Thomas R. Insel has served as the director of the National Institute of Mental Health (NIMH) since 2002, gaining respect as a leader who supports research that will help us understand, treat and even prevent mental disorders. During his tenure, major breakthroughs have been made in the areas of practical clinical trials, autism research and the role of genetics in mental illnesses.
He recently shared his views on a variety of issues presented to him by Frank Burtnett, editor of ACAeNews for Mental Health, Community Agency and Private Practice Counselors.
1) What do the American Counseling Association and its 55,000 members need to do to increase NIMH’s recognition and support of licensed professional counselors?
The National Institute of Mental Health is the federal agency investing in research on mental disorders. While our name suggests a primary interest in mental health, our mission is to transform the understanding and treatment of mental illnesses through basic and clinical research, paving the way for prevention, recovery and cure.
I hope ACA members will be interested in the new NIMH Strategic Plan for Research to be released in March 2015. This plan focuses on strengthening the public health impact of NIMH-supported research. One of the keys to increasing impact is providing rigorous scientific information that is useful to patients and providers by responding to their specific needs.
2) Anxiety and depression are the two diagnoses licensed professional counselors, like all mental health providers, deal with most often. What current and future research efforts will we see from the NIMH on these two fronts?
One of the insights from research funded over the past decade is the inadequacy of current diagnostic categories. While the current classification has been useful for providing a common language, it has not given us categories that appear valid in terms of causal mechanisms or treatment response.

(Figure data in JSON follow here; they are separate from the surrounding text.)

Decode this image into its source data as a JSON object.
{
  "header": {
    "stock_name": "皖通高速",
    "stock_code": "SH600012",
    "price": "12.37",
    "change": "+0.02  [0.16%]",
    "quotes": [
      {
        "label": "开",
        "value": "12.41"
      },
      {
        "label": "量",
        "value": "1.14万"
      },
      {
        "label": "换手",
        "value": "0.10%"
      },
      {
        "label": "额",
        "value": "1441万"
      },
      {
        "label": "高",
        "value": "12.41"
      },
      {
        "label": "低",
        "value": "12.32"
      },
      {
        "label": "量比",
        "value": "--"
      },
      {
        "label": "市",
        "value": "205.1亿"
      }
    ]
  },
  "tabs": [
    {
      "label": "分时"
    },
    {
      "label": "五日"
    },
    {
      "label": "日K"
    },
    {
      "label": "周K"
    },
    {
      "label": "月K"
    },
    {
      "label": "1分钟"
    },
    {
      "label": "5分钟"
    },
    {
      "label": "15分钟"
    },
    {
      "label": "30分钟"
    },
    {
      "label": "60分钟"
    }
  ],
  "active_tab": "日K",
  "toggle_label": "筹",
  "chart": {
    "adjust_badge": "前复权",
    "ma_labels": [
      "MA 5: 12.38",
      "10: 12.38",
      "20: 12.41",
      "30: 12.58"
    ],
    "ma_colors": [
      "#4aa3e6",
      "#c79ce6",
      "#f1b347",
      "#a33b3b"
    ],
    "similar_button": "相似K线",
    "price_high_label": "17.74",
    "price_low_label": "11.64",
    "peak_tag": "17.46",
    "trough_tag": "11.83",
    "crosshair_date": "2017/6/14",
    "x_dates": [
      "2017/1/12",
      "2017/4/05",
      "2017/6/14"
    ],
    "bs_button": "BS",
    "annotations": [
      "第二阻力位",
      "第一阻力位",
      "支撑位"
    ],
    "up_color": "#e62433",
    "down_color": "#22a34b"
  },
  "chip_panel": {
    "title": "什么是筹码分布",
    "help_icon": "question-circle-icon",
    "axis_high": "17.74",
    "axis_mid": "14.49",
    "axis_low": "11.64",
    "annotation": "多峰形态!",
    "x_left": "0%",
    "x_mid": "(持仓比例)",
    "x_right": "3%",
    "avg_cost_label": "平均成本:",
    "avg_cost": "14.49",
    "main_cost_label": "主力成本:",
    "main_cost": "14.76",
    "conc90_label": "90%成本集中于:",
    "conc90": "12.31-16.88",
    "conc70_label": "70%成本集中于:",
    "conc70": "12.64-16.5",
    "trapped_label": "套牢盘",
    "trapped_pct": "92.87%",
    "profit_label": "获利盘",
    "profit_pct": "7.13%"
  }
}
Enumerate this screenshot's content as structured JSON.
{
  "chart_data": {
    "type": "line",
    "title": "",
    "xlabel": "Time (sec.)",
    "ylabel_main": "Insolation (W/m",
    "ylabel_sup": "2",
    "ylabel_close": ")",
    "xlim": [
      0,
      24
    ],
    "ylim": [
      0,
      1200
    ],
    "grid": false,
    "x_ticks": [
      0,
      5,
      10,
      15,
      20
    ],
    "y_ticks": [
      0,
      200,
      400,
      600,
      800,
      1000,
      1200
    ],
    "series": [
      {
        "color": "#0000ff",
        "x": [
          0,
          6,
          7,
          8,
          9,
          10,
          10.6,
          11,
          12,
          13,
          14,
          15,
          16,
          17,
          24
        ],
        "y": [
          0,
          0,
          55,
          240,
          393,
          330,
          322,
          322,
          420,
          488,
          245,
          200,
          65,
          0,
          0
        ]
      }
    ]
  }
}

NIMH’s Research Domain Criteria, or RDoC, project attempts to bring the power of modern biology, cognitive science and sociocultural perspectives to the problems of mental illness, studied independently from the classification systems by which patients are currently grouped. While RDoC, for now, is a research framework, not a clinical tool, NIMH is already recommending that we shift our language away from some of the currently used labels. As one example, depression — which is now treated as a single category — may turn out to be many disorders with different mechanisms, requiring different treatments.
In addition to transforming diagnostics, NIMH is looking at a new generation of treatments. The advent of new devices, mHealth (mobile health), cognitive training and social media will likely change the landscape of mental health care.
I’d suggest two trends to watch. One is the empowerment of patients who will demand clinical excellence and will be sharing their experience on social media. The second is the need for our field to move beyond magic bullets, whether those bullets are medicines or psychotherapies. We need to help patients find network solutions – solutions that may be tailored more to their needs than to our skills. For most people with mental disorders, recovery will depend on a mix or a network of interventions, not a single modality of care or even a single provider.
3) Licensed professional counselors are positioned to improve public access to mental health treatment in the future. What can we do to galvanize our role in ensuring that access?
Improving access is certainly important, but even more important is improving quality of care. While access has increased over the past two decades, we have not seen associated decreases in morbidity or mortality (suicides) from mental illness. The reason for this disconnect is probably complex, but one possibility is that quality of care has not been held to the same standards in our field as we expect for cardiovascular surgery or renal dialysis.
Recent legislation mandates parity for mental health and physical health treatments, but do we have parity for the standards of quality? NIMH has supported an Institute of Medicine study of how to ensure the quality of psychosocial treatments. You should watch for this report, due by April 2015, which I expect will suggest some quality metrics that can be used to ensure that licensed professional counselors are delivering the same treatments that have been shown to be effective in rigorous clinical trials.
4) ACA members, a significant number of whom are clinicians in agencies, hospitals and private practice, appreciate your support in giving professional counseling a place at the policy generation and analysis table. What has ACAeNews for Mental Health, Community Agency and Private Practice Counselors not asked you that you want our members to know?
One of the themes mentioned by President Obama in his State of the Union address was precision medicine. Precision medicine means getting the right treatment at the right time to the right person. As pointed out on the National Institutes of Health website, while significant advances in precision medicine have been made for select cancers, the practice is not currently in use for most disorders. What does precision medicine mean for mental health?
Our version is the RDoC project, mentioned above, which aims to develop more precise diagnostic categories based on biological, psychological and sociocultural variables. RDoC assumes that we will need many kinds of data to reach precision, much like triangulating to find one’s position on a map. These data will draw from many sources, including symptoms, genotype, physiology, cognitive assessment, family dynamics, environmental exposures and cultural background. Watch for the RDoC Discussion Forum, a soon-to-be-launched online platform where investigators and clinicians can converse and collaborate with each other around the RDoC framework in a virtual environment.
This interview appeared originally in the March 2015 edition of ACAeNews for Mental Health, Community Agency and Private Practice Counselors.